# Playsand



## mario (10 Dec 2021)

Hello everyone. Is playsand (capping soil) really too fine for rooting or not?
Thank you


----------



## Kelvin12 (10 Dec 2021)

From limited experience when I used play sand I found it packed down quite a lot and would suspect it would make it hard for roots to get through.  Pool filter sand is a way better option IMO.


----------



## Mr.Shenanagins (11 Dec 2021)

DON’T DO IT! It’s way too fine and will be a disaster if it’s disturbed. Pool filter sand is an excellent alternative as mentioned.


----------



## Angus (11 Dec 2021)

Ive used play sand without any problems and it definitely doesn't inhibit rooting when i pulled up the tank it was the same as any aquasoil tank, the sand was used on its own and not as a cap though, and also it didnt turn anaerobic because i had mts and plant roots all through it.

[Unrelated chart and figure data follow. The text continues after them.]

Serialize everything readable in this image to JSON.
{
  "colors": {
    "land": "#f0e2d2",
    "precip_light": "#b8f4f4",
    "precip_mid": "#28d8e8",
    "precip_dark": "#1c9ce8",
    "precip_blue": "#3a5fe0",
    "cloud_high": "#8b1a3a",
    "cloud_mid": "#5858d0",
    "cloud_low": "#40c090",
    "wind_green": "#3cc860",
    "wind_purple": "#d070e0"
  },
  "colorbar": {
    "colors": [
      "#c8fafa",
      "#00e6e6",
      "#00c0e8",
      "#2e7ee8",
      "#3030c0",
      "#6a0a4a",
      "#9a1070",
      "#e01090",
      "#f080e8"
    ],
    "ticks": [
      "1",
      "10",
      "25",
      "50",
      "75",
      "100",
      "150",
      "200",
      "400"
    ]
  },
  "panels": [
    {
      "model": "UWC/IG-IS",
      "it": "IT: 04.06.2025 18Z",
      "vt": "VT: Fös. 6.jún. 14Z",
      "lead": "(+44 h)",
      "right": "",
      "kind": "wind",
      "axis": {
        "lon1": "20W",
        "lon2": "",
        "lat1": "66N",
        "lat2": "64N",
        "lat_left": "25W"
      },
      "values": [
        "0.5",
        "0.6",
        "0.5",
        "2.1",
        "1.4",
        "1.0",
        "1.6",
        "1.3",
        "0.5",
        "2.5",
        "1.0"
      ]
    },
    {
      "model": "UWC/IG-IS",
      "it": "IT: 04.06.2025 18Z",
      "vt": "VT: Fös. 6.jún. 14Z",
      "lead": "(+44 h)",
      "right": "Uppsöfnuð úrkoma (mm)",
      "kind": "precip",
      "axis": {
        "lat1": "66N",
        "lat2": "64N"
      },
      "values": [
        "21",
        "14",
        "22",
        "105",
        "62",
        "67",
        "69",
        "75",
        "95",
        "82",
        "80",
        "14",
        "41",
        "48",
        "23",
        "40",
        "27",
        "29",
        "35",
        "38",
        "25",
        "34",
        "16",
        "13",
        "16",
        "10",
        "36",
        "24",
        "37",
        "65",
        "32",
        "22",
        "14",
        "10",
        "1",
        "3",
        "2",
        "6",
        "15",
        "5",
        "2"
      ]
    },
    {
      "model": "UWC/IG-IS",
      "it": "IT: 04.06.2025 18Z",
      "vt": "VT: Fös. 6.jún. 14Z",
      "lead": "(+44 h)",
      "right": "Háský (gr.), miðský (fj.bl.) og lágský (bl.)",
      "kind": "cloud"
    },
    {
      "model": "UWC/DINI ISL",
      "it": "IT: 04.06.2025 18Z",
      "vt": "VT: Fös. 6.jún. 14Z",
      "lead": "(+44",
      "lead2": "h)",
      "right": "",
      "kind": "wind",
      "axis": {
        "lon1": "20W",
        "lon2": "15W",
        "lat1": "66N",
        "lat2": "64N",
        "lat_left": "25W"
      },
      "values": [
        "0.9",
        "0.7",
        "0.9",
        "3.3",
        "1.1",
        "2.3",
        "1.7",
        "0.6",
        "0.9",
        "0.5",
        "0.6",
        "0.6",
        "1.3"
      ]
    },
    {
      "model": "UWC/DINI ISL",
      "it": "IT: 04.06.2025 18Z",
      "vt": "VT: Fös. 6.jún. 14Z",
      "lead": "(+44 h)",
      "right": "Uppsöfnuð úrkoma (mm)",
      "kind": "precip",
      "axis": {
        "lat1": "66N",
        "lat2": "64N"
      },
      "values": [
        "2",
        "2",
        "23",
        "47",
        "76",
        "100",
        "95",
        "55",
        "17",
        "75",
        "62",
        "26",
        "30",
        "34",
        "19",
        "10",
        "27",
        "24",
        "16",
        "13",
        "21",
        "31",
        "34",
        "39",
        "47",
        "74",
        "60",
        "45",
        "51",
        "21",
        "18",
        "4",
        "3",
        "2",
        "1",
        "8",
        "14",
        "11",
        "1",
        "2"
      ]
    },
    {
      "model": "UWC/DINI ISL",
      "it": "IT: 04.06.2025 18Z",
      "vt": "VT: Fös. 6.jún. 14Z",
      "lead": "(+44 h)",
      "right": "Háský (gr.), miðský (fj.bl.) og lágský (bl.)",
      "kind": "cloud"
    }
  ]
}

It is quite fine, but i didnt find stirring it up was a problem this can also be an advantage especially with corydoras.

I would use play sand on its own but not as a capping sand.

Sent from my BV5500Plus using Tapatalk


----------



## Greengeek (3 Jan 2022)

I used play sand for years with great success, however I stopped using it when I had a bad batch which poisoned the fish. For months I could not work out why fish would be ok for a few days/weeks and then would start whirling in circles before dieing. I tested for everything you could back in the 90s and never found anything out of range with the test kits. 

When I removed the sand the issue stopped immediately I can only assume there was a chemical added to the so called ‘natural sand’ maybe to kill algae or mould etc but I’ve never used it again since. I know loads of people use play sand without issue but I won’t be one of them as IMO there’s just no guarantee what’s been added to it or if it’s been contaminated by something, the information on the bags is so limited. 

It also needs stirring occasionally or a fish that burrows frequently as it compacts and you can see the bubbles of gas forming under only a few millimetres. The roots of some plants can’t get enough oxygen and/or no flow and rot.


----------



## Jaseon (4 Jan 2022)

When i think of using sand of any kind i look to go as thin a layer with it as possible. I don't know what the success rate is like of planting in deep sand beds, but would guess the roots will be starved of oxygen. Im a big fan of  mosses, and fern so dont need to plant into the substrate anyways so keep the layer thin.


----------